Breeding is in full swing. There was never a moment without a cuckoo – Klaas’s, Red-chested or Black – calling full bore. Swee Waxbills – only males apparently – were collecting bits of dry grass and fallen pine needles, obviously nest-building materials. Perhaps the females were at home arranging things?
The Little Grebes were a step ahead, with a nest near the middle of Charlesworth Dam. It consists of an untidy pile of water-side weeds, apparently floating, but it must be anchored to the bottom, otherwise it could be blown to the bank within the reach of predators. One parent stayed permanently on the nest with one black-and-white striped chick. The other parent foraged around, bringing regular titbits to the nest.
Other celebrities at the pond were the Malachite and Half-collared Kingfishers together; very satisfying to compare them.
An African Harrier-Hawk got the full treatment from a Fork-tailed Drongo. Drongos “hate” all raptors, and being more agile can bully them at will. This drongo kept clawing the back of its victim, and the only escape it had was to circle higher and higher until virtually out of sight.

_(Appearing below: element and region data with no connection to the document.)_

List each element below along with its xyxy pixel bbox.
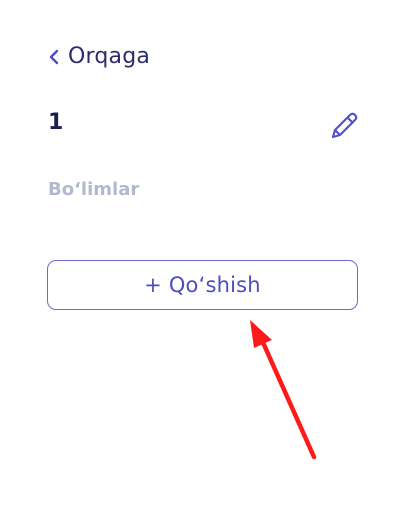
- chevron-left-icon: [48, 49, 60, 65]
- section-label: Bo‘limlar: [48, 179, 140, 200]
- annotation-arrow: [250, 320, 317, 460]
- edit-button[interactable]: [326, 110, 362, 146]
- back-link[interactable]: Orqaga: [48, 44, 150, 69]
- add-button[interactable]: + Qo‘shish: [47, 260, 358, 310]
- pencil-icon: [327, 109, 361, 147]
- back-label: Orqaga: [68, 44, 151, 69]
- page: Orqaga 1 Bo‘limlar + Qo‘shish: [0, 0, 399, 507]
- page-title: 1: [48, 110, 64, 135]
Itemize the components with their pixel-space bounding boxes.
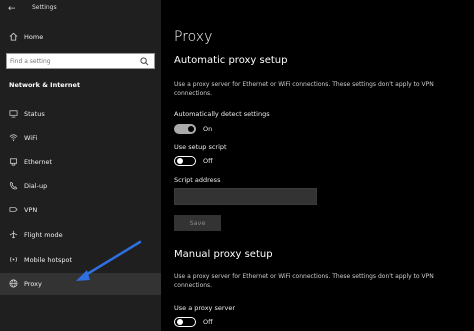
toggle-knob (188, 126, 194, 132)
use-proxy-server-state: Off (203, 318, 213, 326)
automatic-proxy-heading: Automatic proxy setup (174, 55, 288, 66)
sidebar-item-label: Ethernet (24, 158, 52, 166)
toggle-knob (177, 158, 183, 164)
dialup-icon (10, 181, 18, 190)
back-arrow-icon[interactable]: ← (8, 4, 18, 14)
status-icon (9, 110, 18, 118)
sidebar-item-dialup[interactable]: Dial-up (0, 175, 161, 197)
manual-proxy-heading: Manual proxy setup (174, 249, 273, 260)
setup-script-state: Off (203, 157, 213, 165)
home-label: Home (24, 33, 44, 41)
sidebar-item-wifi[interactable]: WiFi (0, 127, 161, 149)
sidebar-item-vpn[interactable]: VPN (0, 199, 161, 221)
auto-detect-state: On (203, 125, 213, 133)
use-proxy-server-label: Use a proxy server (174, 304, 236, 312)
wifi-icon (9, 134, 18, 142)
home-nav-item[interactable]: Home (0, 29, 161, 45)
settings-search-box[interactable] (6, 53, 155, 69)
sidebar-item-status[interactable]: Status (0, 103, 161, 125)
sidebar-item-mobile-hotspot[interactable]: Mobile hotspot (0, 249, 161, 271)
title-bar: ← Settings (0, 0, 161, 20)
hotspot-icon (9, 257, 18, 262)
sidebar-item-ethernet[interactable]: Ethernet (0, 151, 161, 173)
auto-detect-label: Automatically detect settings (174, 110, 270, 118)
setup-script-toggle[interactable] (174, 156, 196, 166)
sidebar-item-flight-mode[interactable]: Flight mode (0, 224, 161, 246)
sidebar-item-label: Flight mode (24, 231, 63, 239)
save-button[interactable]: Save (174, 215, 221, 231)
setup-script-label: Use setup script (174, 143, 227, 151)
ethernet-icon (9, 158, 18, 166)
automatic-proxy-description: Use a proxy server for Ethernet or WiFi … (174, 81, 434, 97)
page-title: Proxy (174, 29, 213, 45)
sidebar-item-label: VPN (24, 206, 38, 214)
sidebar-item-label: Status (24, 110, 45, 118)
proxy-settings-pane: Proxy Automatic proxy setup Use a proxy … (161, 0, 474, 331)
toggle-knob (177, 319, 183, 325)
sidebar: ← Settings Home Network & Internet Statu… (0, 0, 161, 331)
section-heading: Network & Internet (9, 81, 81, 89)
window-title: Settings (32, 4, 57, 11)
manual-proxy-description: Use a proxy server for Ethernet or WiFi … (174, 273, 434, 289)
search-icon[interactable] (140, 57, 149, 66)
use-proxy-server-toggle[interactable] (174, 317, 196, 327)
airplane-icon (9, 230, 18, 239)
sidebar-item-label: WiFi (24, 134, 38, 142)
sidebar-item-label: Mobile hotspot (24, 256, 73, 264)
script-address-input[interactable] (174, 188, 317, 205)
vpn-icon (9, 207, 18, 212)
script-address-label: Script address (174, 176, 221, 184)
home-icon (9, 32, 18, 41)
sidebar-item-label: Dial-up (24, 182, 48, 190)
sidebar-item-label: Proxy (24, 280, 42, 288)
globe-icon (9, 279, 18, 288)
settings-search-input[interactable] (10, 56, 136, 67)
sidebar-item-proxy[interactable]: Proxy (0, 273, 161, 295)
auto-detect-toggle[interactable] (174, 124, 196, 134)
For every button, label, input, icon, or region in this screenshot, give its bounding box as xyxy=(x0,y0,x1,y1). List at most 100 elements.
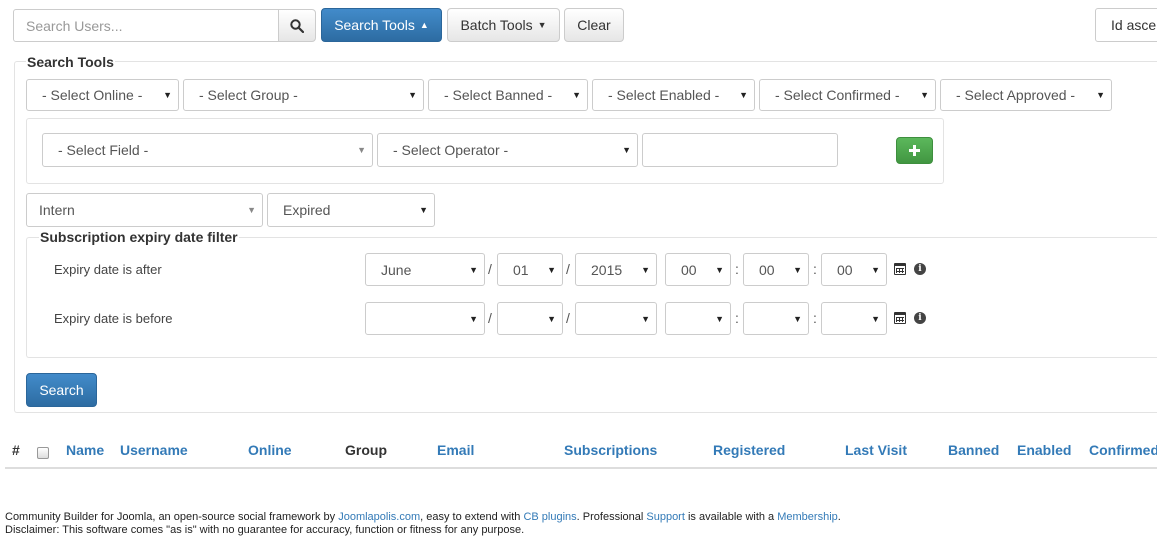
subscription-status-select[interactable]: Expired ▼ xyxy=(267,193,435,227)
dropdown-arrow-icon: ▼ xyxy=(572,90,581,100)
search-button[interactable] xyxy=(278,9,316,42)
add-filter-button[interactable] xyxy=(896,137,933,164)
after-day-select[interactable]: 01 ▼ xyxy=(497,253,563,286)
subscription-plan-value: Intern xyxy=(39,202,75,218)
operator-select[interactable]: - Select Operator - ▼ xyxy=(377,133,638,167)
dropdown-arrow-icon: ▼ xyxy=(715,264,724,275)
after-year-select[interactable]: 2015 ▼ xyxy=(575,253,657,286)
footer-text: Community Builder for Joomla, an open-so… xyxy=(5,511,339,523)
before-month-select[interactable]: ▼ xyxy=(365,302,485,335)
caret-down-icon: ▼ xyxy=(537,20,547,30)
footer-text: . xyxy=(837,511,841,523)
search-tools-toggle-button[interactable]: Search Tools ▲ xyxy=(321,8,442,42)
time-separator: : xyxy=(735,310,739,326)
column-header-group: Group xyxy=(345,442,387,458)
dropdown-arrow-icon: ▼ xyxy=(871,264,880,275)
column-header-registered[interactable]: Registered xyxy=(713,442,785,458)
support-link[interactable]: Support xyxy=(646,511,685,523)
online-filter-value: - Select Online - xyxy=(42,87,143,103)
column-header-subscriptions[interactable]: Subscriptions xyxy=(564,442,657,458)
clear-button[interactable]: Clear xyxy=(564,8,624,42)
column-header-enabled[interactable]: Enabled xyxy=(1017,442,1071,458)
enabled-filter-select[interactable]: - Select Enabled - ▼ xyxy=(592,79,755,111)
after-month-select[interactable]: June ▼ xyxy=(365,253,485,286)
column-header-username[interactable]: Username xyxy=(120,442,188,458)
expiry-filter-legend: Subscription expiry date filter xyxy=(39,229,239,245)
column-header-name[interactable]: Name xyxy=(66,442,104,458)
dropdown-arrow-icon: ▼ xyxy=(739,90,748,100)
column-header-confirmed[interactable]: Confirmed xyxy=(1089,442,1157,458)
subscription-status-value: Expired xyxy=(283,202,331,218)
search-submit-button[interactable]: Search xyxy=(26,373,97,407)
column-header-online[interactable]: Online xyxy=(248,442,292,458)
search-tools-toggle-label: Search Tools xyxy=(334,17,415,33)
dropdown-arrow-icon: ▼ xyxy=(920,90,929,100)
footer-text: . Professional xyxy=(576,511,647,523)
search-tools-legend: Search Tools xyxy=(26,54,115,70)
select-all-checkbox[interactable] xyxy=(37,447,49,459)
footer-text: is available with a xyxy=(684,511,778,523)
group-filter-select[interactable]: - Select Group - ▼ xyxy=(183,79,424,111)
clear-label: Clear xyxy=(577,17,611,33)
confirmed-filter-select[interactable]: - Select Confirmed - ▼ xyxy=(759,79,936,111)
sort-select-value: Id asce xyxy=(1111,17,1157,33)
column-header-id: # xyxy=(12,442,20,458)
table-header-divider xyxy=(5,467,1157,469)
membership-link[interactable]: Membership xyxy=(777,511,838,523)
expiry-before-label: Expiry date is before xyxy=(54,311,173,326)
field-select[interactable]: - Select Field - ▼ xyxy=(42,133,373,167)
dropdown-arrow-icon: ▼ xyxy=(247,205,256,215)
dropdown-arrow-icon: ▼ xyxy=(1096,90,1105,100)
banned-filter-value: - Select Banned - xyxy=(444,87,553,103)
confirmed-filter-value: - Select Confirmed - xyxy=(775,87,900,103)
field-value-input[interactable] xyxy=(642,133,838,167)
dropdown-arrow-icon: ▼ xyxy=(793,264,802,275)
column-header-banned[interactable]: Banned xyxy=(948,442,999,458)
approved-filter-select[interactable]: - Select Approved - ▼ xyxy=(940,79,1112,111)
search-icon xyxy=(290,18,304,33)
dropdown-arrow-icon: ▼ xyxy=(622,145,631,155)
batch-tools-label: Batch Tools xyxy=(460,17,533,33)
online-filter-select[interactable]: - Select Online - ▼ xyxy=(26,79,179,111)
before-second-select[interactable]: ▼ xyxy=(821,302,887,335)
subscription-plan-select[interactable]: Intern ▼ xyxy=(26,193,263,227)
before-day-select[interactable]: ▼ xyxy=(497,302,563,335)
search-input[interactable] xyxy=(13,9,279,42)
after-year-value: 2015 xyxy=(591,261,623,278)
calendar-icon[interactable] xyxy=(894,312,906,324)
dropdown-arrow-icon: ▼ xyxy=(547,264,556,275)
after-second-select[interactable]: 00 ▼ xyxy=(821,253,887,286)
after-minute-select[interactable]: 00 ▼ xyxy=(743,253,809,286)
before-hour-select[interactable]: ▼ xyxy=(665,302,731,335)
after-second-value: 00 xyxy=(837,261,853,278)
joomlapolis-link[interactable]: Joomlapolis.com xyxy=(338,511,420,523)
info-icon[interactable]: i xyxy=(914,312,926,324)
column-header-last-visit[interactable]: Last Visit xyxy=(845,442,907,458)
caret-up-icon: ▲ xyxy=(419,20,429,30)
time-separator: : xyxy=(735,261,739,277)
batch-tools-button[interactable]: Batch Tools ▼ xyxy=(447,8,560,42)
time-separator: : xyxy=(813,310,817,326)
sort-select[interactable]: Id asce xyxy=(1095,8,1157,42)
calendar-icon[interactable] xyxy=(894,263,906,275)
dropdown-arrow-icon: ▼ xyxy=(469,313,478,324)
after-month-value: June xyxy=(381,261,412,278)
after-day-value: 01 xyxy=(513,261,529,278)
date-separator: / xyxy=(566,310,570,326)
info-icon[interactable]: i xyxy=(914,263,926,275)
after-hour-value: 00 xyxy=(681,261,697,278)
after-minute-value: 00 xyxy=(759,261,775,278)
cb-plugins-link[interactable]: CB plugins xyxy=(523,511,576,523)
search-submit-label: Search xyxy=(39,382,84,398)
expiry-after-label: Expiry date is after xyxy=(54,262,162,277)
dropdown-arrow-icon: ▼ xyxy=(793,313,802,324)
after-hour-select[interactable]: 00 ▼ xyxy=(665,253,731,286)
dropdown-arrow-icon: ▼ xyxy=(408,90,417,100)
before-minute-select[interactable]: ▼ xyxy=(743,302,809,335)
dropdown-arrow-icon: ▼ xyxy=(419,205,428,215)
banned-filter-select[interactable]: - Select Banned - ▼ xyxy=(428,79,588,111)
column-header-email[interactable]: Email xyxy=(437,442,474,458)
dropdown-arrow-icon: ▼ xyxy=(641,313,650,324)
dropdown-arrow-icon: ▼ xyxy=(469,264,478,275)
before-year-select[interactable]: ▼ xyxy=(575,302,657,335)
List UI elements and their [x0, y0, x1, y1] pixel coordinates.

Often found on paved areas are fragments of large millipedes. As always Red-winged Starlings are responsible. Millipedes exude a toxic chemical when molested, but this does not deter the starlings. They whack the victim on the ground, gradually breaking it into bite-sized morsels.
The best sighting, and a new “tick” for all the visitors, was of two Yellow-throated Woodland-Warblers foraging for several minutes, right in front of us. It’s not a particular rarity, nor an endemic, but is elusive, and difficult to find in dense foliage.